# 2 Player Spiel



## Josh0815 (15. Jan 2007)

Hi! Ich kenne mich in Netzwerkprogrammierung noch nicht sehr gut aus. Ich möchte das Spiel TicTacToe netzwerkfähig machen, welches ich selbst geschrieben habe. Mein Problem ist wahrscheinlich sehr trivial, aber dennoch komme ich alleine nicht auf die Lösung. Meine Lösung wäre diese: Es gibt einen Startbildschirm bei Server und Client in dem man Name und Spielerzeichen (X,O) auswählen kann. Welches Zeichen jeder benutzt ist für das Spiel ja egal, denn es muss ja nur gespeichert werden das der jeweilige andere Spieler eben ein anderes Zeichen hat. Nun soll man den Server starten können und auf eine Anfrage eines Clients warten. Der Client soll zudem die Möglichkeit besitzen eine IP Adresse des Servers und dessen Port anzugeben. Nun sollen erst die jeweiligen Namen ausgetauscht werden und der erste Spieler ausgewählt werden. Dabei nutze ich immer eine sende(String str) und empfange() Methode. Jedoch wenn ich dies so realisiere, ist der Server immer der Spieler, der am Zug ist, was meiner Meinung nach nicht ganz in das Konzept Server/Client passt.

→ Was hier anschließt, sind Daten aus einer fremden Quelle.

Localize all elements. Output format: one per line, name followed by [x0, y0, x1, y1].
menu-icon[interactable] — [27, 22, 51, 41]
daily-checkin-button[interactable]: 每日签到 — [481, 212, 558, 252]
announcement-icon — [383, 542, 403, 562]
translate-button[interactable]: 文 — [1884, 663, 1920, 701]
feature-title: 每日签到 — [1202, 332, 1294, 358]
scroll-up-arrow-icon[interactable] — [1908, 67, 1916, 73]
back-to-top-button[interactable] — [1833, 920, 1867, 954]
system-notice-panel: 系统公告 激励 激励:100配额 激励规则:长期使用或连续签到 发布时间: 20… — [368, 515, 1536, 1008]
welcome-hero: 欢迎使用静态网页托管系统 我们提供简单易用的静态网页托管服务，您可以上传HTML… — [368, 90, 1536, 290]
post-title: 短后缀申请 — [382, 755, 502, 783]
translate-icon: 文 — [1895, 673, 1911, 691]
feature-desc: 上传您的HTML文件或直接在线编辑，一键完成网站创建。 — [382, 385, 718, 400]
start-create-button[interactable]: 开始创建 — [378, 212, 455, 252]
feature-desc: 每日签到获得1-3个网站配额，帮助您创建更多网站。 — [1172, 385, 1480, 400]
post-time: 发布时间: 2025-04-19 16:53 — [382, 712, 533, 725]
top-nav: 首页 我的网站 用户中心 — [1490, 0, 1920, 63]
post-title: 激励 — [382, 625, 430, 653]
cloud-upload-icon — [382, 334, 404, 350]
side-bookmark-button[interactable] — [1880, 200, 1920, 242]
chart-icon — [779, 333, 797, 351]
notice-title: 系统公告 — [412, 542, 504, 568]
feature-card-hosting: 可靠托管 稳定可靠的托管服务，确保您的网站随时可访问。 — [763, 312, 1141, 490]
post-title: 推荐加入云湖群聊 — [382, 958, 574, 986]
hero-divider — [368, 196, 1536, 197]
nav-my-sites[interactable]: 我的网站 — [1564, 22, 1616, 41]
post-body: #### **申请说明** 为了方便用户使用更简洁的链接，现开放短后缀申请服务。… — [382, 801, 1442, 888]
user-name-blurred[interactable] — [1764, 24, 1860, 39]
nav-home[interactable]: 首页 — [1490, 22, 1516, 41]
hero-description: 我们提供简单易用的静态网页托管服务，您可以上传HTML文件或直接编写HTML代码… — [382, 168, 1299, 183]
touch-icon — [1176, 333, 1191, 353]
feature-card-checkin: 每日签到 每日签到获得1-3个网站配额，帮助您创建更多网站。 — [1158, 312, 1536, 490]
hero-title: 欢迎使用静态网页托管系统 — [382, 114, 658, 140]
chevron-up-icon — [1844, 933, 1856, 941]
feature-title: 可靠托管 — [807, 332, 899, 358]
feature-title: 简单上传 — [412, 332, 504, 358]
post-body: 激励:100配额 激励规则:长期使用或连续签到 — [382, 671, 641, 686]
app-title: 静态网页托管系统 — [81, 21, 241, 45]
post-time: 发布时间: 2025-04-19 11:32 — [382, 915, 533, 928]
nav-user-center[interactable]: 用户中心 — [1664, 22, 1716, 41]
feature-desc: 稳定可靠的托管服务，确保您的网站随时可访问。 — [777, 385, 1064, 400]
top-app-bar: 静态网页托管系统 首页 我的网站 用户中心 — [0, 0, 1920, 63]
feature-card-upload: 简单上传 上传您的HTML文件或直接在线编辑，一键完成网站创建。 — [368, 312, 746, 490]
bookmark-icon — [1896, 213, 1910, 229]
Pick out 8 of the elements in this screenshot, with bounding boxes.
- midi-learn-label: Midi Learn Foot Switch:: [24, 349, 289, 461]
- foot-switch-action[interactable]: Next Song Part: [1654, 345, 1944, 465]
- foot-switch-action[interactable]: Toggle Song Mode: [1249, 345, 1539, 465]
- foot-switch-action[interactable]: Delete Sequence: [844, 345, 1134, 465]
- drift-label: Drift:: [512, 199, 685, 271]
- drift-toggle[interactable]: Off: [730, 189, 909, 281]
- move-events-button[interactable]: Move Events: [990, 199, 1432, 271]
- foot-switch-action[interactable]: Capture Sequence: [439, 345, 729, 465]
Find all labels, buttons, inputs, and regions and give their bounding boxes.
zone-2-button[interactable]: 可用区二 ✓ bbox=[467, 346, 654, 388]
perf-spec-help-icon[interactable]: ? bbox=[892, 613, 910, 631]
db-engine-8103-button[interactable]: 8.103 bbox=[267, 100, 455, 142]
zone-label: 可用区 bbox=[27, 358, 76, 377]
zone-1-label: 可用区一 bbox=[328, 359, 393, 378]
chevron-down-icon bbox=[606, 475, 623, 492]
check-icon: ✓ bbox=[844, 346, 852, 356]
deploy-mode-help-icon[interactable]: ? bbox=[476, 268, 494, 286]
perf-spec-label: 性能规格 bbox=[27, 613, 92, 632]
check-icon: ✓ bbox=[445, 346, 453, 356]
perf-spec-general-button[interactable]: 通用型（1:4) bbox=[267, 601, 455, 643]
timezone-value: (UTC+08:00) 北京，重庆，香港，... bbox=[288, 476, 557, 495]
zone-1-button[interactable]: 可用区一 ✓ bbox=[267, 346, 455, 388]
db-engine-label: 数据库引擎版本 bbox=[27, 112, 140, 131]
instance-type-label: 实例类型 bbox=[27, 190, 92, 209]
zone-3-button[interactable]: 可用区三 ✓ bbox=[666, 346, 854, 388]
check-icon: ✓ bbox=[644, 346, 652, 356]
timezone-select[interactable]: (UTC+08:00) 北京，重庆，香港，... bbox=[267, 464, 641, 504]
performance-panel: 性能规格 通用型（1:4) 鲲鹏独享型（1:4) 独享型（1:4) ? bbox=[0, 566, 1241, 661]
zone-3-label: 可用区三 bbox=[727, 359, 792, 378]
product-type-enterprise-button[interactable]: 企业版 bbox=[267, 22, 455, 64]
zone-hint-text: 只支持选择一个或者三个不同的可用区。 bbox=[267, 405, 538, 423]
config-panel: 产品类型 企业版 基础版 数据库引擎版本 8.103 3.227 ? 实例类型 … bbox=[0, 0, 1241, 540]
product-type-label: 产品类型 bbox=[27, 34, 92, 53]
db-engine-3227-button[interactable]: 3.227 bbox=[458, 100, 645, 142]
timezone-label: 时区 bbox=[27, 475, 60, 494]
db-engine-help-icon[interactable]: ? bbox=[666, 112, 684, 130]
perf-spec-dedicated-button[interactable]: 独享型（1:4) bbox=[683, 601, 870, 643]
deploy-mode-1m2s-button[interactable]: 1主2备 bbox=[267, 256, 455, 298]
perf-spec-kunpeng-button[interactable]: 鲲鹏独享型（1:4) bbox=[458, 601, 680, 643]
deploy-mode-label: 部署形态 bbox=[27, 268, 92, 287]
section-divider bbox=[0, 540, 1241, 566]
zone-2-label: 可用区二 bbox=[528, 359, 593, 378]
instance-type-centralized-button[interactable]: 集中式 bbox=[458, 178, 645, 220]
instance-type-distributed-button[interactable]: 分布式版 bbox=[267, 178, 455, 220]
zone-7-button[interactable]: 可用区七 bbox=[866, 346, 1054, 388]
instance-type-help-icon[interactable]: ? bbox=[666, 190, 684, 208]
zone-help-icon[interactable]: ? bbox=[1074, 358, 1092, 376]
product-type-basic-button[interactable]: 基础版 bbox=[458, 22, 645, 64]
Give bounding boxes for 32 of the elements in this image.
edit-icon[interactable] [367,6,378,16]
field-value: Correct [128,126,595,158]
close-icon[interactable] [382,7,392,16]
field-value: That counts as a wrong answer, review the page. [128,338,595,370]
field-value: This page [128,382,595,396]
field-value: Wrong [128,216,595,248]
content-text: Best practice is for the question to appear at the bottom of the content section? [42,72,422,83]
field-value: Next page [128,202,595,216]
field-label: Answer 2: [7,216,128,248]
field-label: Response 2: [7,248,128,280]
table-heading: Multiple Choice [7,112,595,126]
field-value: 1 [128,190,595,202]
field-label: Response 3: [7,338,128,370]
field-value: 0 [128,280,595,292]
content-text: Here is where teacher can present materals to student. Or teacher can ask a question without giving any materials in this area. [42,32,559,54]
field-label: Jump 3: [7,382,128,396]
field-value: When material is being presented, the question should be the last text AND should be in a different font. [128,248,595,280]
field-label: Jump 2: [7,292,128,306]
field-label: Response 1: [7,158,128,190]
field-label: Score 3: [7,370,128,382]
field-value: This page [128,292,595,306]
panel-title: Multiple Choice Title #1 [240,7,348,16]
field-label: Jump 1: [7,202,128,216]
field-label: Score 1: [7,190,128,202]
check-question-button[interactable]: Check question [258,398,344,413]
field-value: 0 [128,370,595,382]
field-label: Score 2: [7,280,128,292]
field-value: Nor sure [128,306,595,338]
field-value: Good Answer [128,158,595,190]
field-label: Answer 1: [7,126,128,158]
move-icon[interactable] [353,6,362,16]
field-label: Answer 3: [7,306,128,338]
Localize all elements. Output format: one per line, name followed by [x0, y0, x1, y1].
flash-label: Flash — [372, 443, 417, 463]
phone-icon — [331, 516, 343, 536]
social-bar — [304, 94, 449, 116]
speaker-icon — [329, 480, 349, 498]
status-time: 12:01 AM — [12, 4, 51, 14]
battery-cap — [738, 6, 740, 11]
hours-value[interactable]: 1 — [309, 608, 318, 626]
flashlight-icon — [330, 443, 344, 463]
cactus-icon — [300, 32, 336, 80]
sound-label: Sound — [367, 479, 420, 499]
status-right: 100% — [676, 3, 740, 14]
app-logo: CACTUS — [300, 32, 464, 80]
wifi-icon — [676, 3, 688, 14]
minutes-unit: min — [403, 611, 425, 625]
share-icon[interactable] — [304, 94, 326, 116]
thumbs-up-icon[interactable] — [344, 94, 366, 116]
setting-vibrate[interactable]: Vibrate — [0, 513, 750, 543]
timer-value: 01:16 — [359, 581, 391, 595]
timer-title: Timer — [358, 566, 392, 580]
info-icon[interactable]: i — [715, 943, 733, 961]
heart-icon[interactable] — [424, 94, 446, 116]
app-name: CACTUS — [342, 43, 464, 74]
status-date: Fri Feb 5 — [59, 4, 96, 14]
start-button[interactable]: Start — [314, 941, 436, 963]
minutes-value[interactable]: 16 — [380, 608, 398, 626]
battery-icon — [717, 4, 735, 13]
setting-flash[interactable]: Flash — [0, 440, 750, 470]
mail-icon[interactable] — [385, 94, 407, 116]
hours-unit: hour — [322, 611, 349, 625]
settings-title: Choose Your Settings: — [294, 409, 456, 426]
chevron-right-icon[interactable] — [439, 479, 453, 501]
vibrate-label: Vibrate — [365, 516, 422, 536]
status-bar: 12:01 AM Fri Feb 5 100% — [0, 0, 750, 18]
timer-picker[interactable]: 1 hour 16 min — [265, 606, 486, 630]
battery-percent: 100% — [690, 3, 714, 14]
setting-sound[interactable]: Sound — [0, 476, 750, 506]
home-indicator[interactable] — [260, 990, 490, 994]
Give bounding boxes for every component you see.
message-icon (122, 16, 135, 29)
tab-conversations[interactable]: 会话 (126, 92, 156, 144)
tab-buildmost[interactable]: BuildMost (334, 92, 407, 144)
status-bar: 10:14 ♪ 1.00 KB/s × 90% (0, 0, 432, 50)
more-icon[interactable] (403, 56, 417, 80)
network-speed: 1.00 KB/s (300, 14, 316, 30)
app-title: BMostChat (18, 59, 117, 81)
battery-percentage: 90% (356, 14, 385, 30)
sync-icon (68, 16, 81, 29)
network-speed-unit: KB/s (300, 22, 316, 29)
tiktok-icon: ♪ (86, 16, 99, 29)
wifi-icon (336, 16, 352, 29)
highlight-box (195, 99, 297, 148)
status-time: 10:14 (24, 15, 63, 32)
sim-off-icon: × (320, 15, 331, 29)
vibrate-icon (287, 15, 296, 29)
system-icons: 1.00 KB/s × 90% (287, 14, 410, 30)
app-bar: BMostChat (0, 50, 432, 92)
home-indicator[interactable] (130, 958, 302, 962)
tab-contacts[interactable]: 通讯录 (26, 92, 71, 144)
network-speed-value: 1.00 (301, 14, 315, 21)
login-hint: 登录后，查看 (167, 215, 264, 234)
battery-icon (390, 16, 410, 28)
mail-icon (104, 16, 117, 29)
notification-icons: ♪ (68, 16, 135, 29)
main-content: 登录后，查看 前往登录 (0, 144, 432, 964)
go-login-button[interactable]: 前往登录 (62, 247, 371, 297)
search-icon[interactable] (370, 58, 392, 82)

Wie kann ich es realisieren das der Server empfangen und senden kann, und der Client auch, ohne jedesmal die Servereigenschaft dem anderen Spieler zu geben?

Es soll gesendet werden können per String:

1. 1 mal Name des anderen Spielers.
2. mehrmals die jeweilige Koordinate des Feldes.
3. Ein Spielabbruch von einem der Spieler.
4. Ein Neustart von einem der Spieler.

Ansatz der sende/empfangs Methoden: (PS: Ich weis das es sich hierbei erstmal um eine Socketverbindung handelt in der noch keine IP Adressen wichtig sind)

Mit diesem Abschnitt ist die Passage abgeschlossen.